Sunday, June 21, 2009

So it begins....

Hello everyone! So many people have asked to to journel my journey to seminary so here it is! This write up below, was to my church and I thought best explained where I am now! So much still to do, so little time! Enjoy!



July 2009
By now, I know you all have learned about my news of going to seminary! For those who don’t know all the details, I’ll give a little re-cap; since I have had so many people ask! I have been debating about going into ministry for a some time….at least 2 years, maybe a little longer. My mother says, I’ve been wanting to be in ministry since I was a child, when I used to play “church” and serve all my siblings smashed up bread and make them all say “Amen”! So let’s just say, the “seed” had been planted for a long time. As I continued to do more and more at the church, it just seemed like I was never getting “enough” of it. I wanted to be at church when I was anywhere else. I’d be at work wanting to be at the church. I wanted to learn more about the bible, Lutheran history and religion in general. I’ve just been intrigued by all of it all the time. Over the last couple of years, I felt myself drawing closer to God and God working and speaking through me in children’s sermons, bible studies and found myself, saying, “No, God, I don’t think you REALLY want me, do you?” When, REALLY what I was saying was, “No, God, I don’t want to leave the comforts that I have grown accustomed to”!! It was when I finally said, “Ok, Lord, I’ll go to seminary, I’ll do your will, but you’ve gotta help me!”, that I was FINALLY at peace. Well, sort of. It was a difficult decision for many reasons. It STILL is! Leaving my home of 12 years, my 2 best friends, my precious God Daughter Chloe (who continues to inspire me every time I’m around her), my apartment, my job, my puppy Lucy (THAT one is going to be hard!) and just the general comforts of my life. To pick up and move to a state and area I don’t know to go back to school full time, to go back to living in a dorm...to say the least, I am a bit nervous, yet I feel comforted.

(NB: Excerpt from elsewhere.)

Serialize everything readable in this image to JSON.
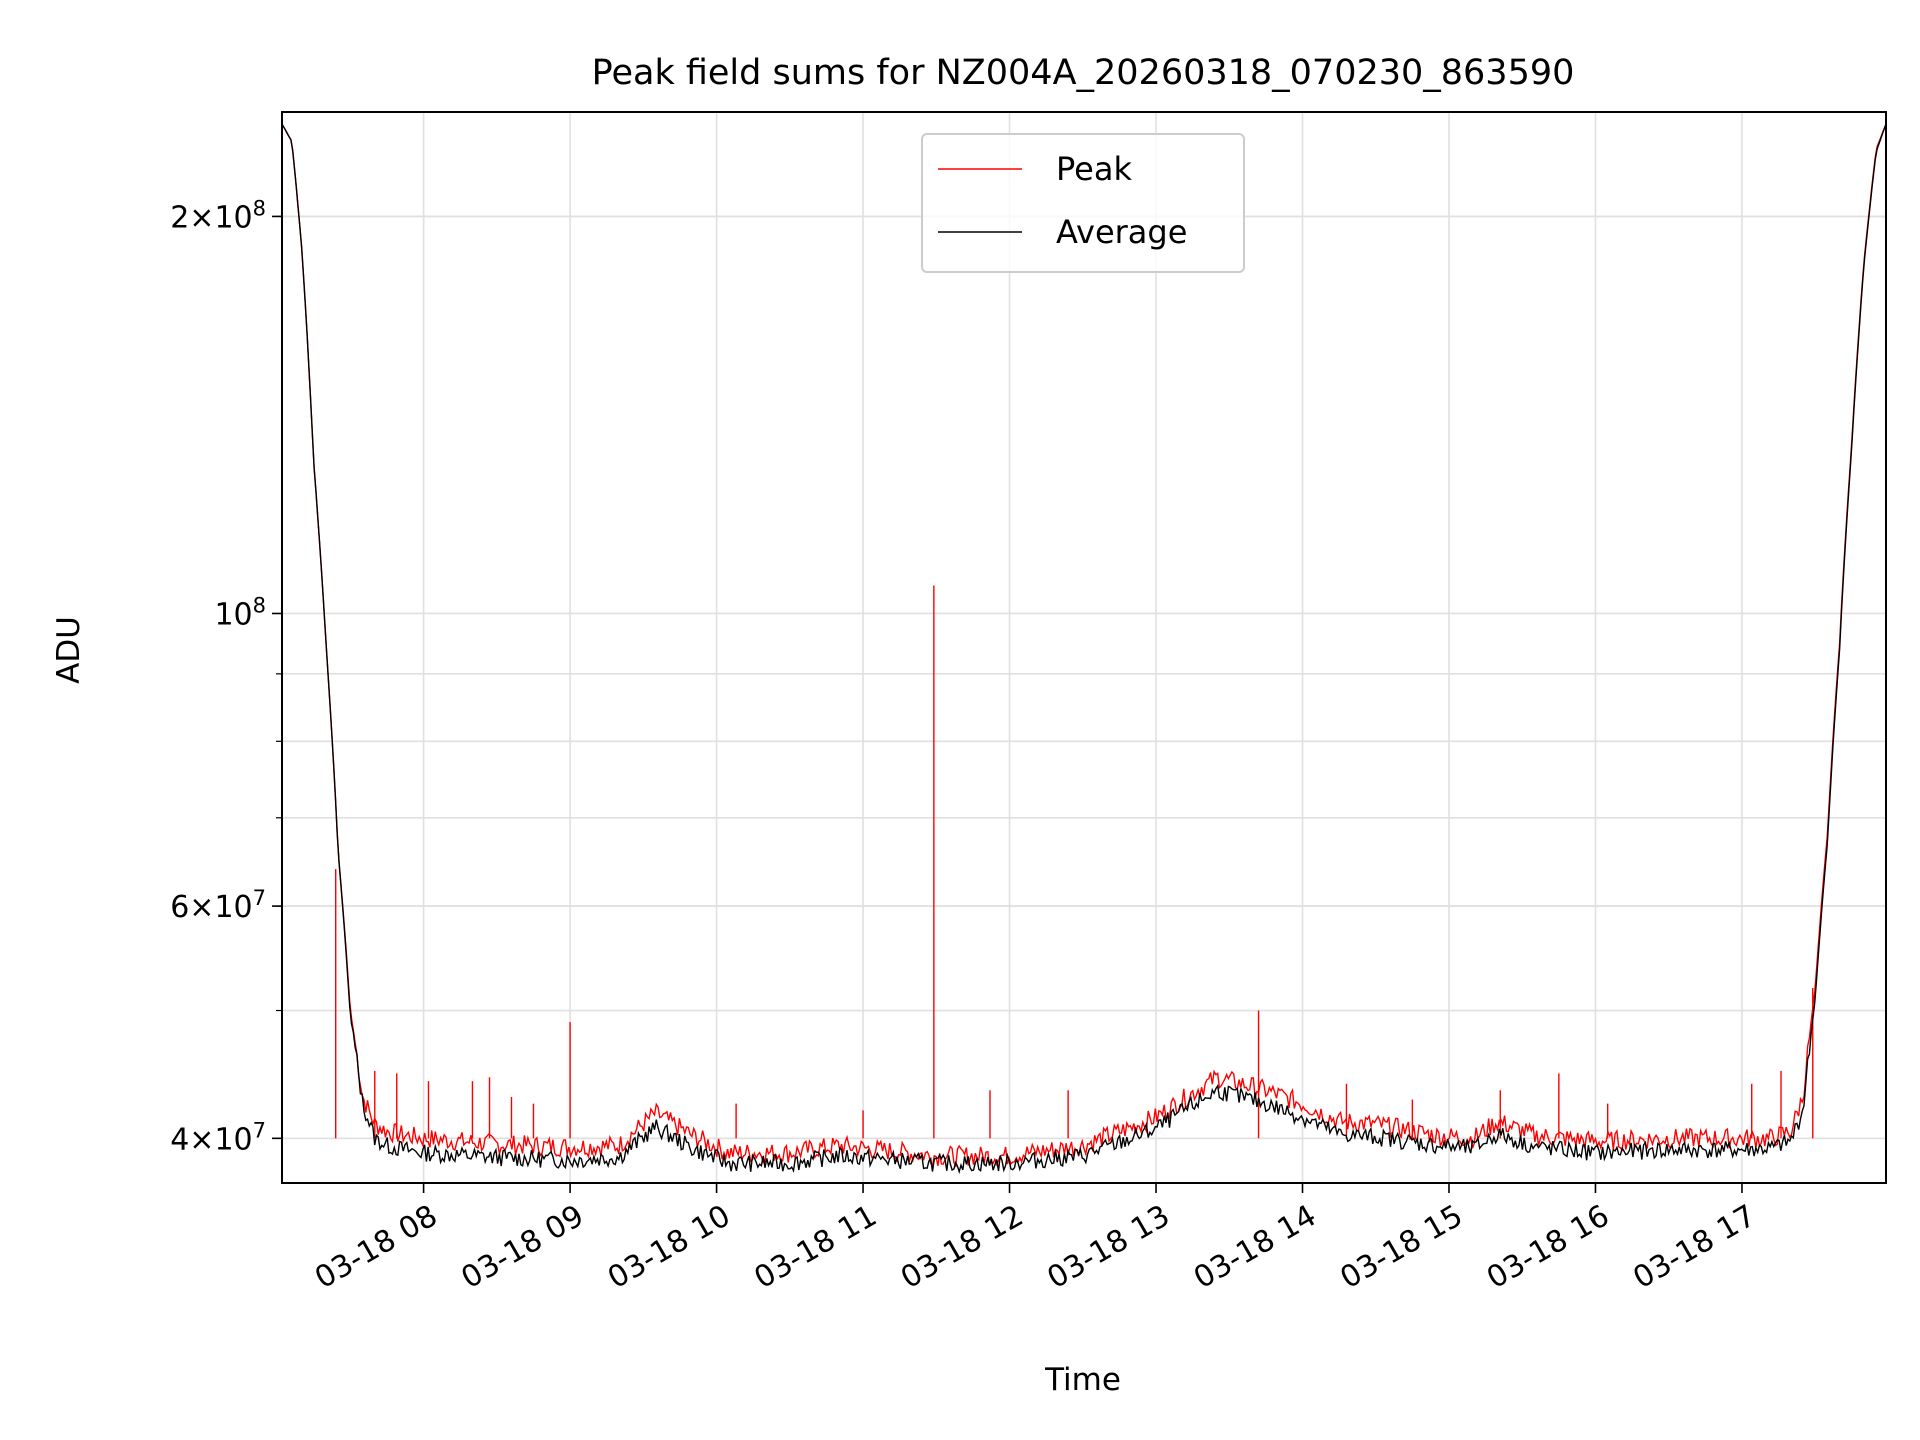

Strange, you say? Not really. From the beginning, in counseling with Pastor Pete, the one thing he kept saying to me over and over again was “If this is truly God’s will, then the doors will be opened.” As the doors continued to open, I keep walking; walking by faith that God will continue to provide; walking by his grace that all my reservations, fears, anxieties are normal and that I am not alone.
The lesson this month speaks about, in my opinion, the greatest story of walking in faith, ever told. Mary, the mother of Jesus, a woman of great faith, spoke powerful words. It has been interpreted in song for many years. Keith and I sang a duet last Christmas eve with these beautiful words, “My soul shall magnify the Lord. Let it be with me as the Lord says. I am his willing servant.” I remember crying as I sang those words last year, knowing that the Lord was speaking to me as I sang them. I have to admit, that the only time I had ever really spoke about or thought about Mary was only at Christmas, until I started going through my candidacy. NOW I get it! No, I didn’t have some angel appear that said, “Rosy, blessed are you, GO TO SEMINARY!” BUT, God has continued to work through me and I in him to help me accept my call. Mary may have been called, but she had to also make a CHOICE. She could have said, “No, I think I’d rather stay where I am. Can you find someone else?”. Mary’s choice to be a willing servant is something that I aspire to be. But Mary wasn’t the only one called. God called and spoke to Joseph. God called and spoke to Elizabeth. And God continues to work in all of us. The question is, are you truly a willing servant? God is not asking ALL of us to accept a call to ministry, but he is calling. As Pete mentioned in our bible study, some he calls to help at Network, some he calls to make quilts for Lutheran World Relief, some he calls to make communion bread, some he calls to be an assisting minister. God calls on us and blesses us which such abundance when we heed his call. Last month, I wrote about God’s timing. Perhaps now, is your time to say, “Yes, God, use me! I am a willing servant”!
As I start this new journey to seminary next month, I carry with me my faith, my passion for Christ and the willingness to continue to be his servant forever. All of this has been strengthened in me through my involvement with the community of believers that make up St. Luke’s. While I am nervous about this next chapter, I am confident that the prayers, blessings and support from all of you will be with me. There are a lot of unknowns, but what I know for sure is, my calling is real and as I face this next chapter of my life, I will never be alone. From Isaiah 40:31, "But those who hope in the Lord will renew their strength. They will soar on wings like eagles; they will run and not grow weary, they will walk and not be faint." (NIV) Thanks be to God!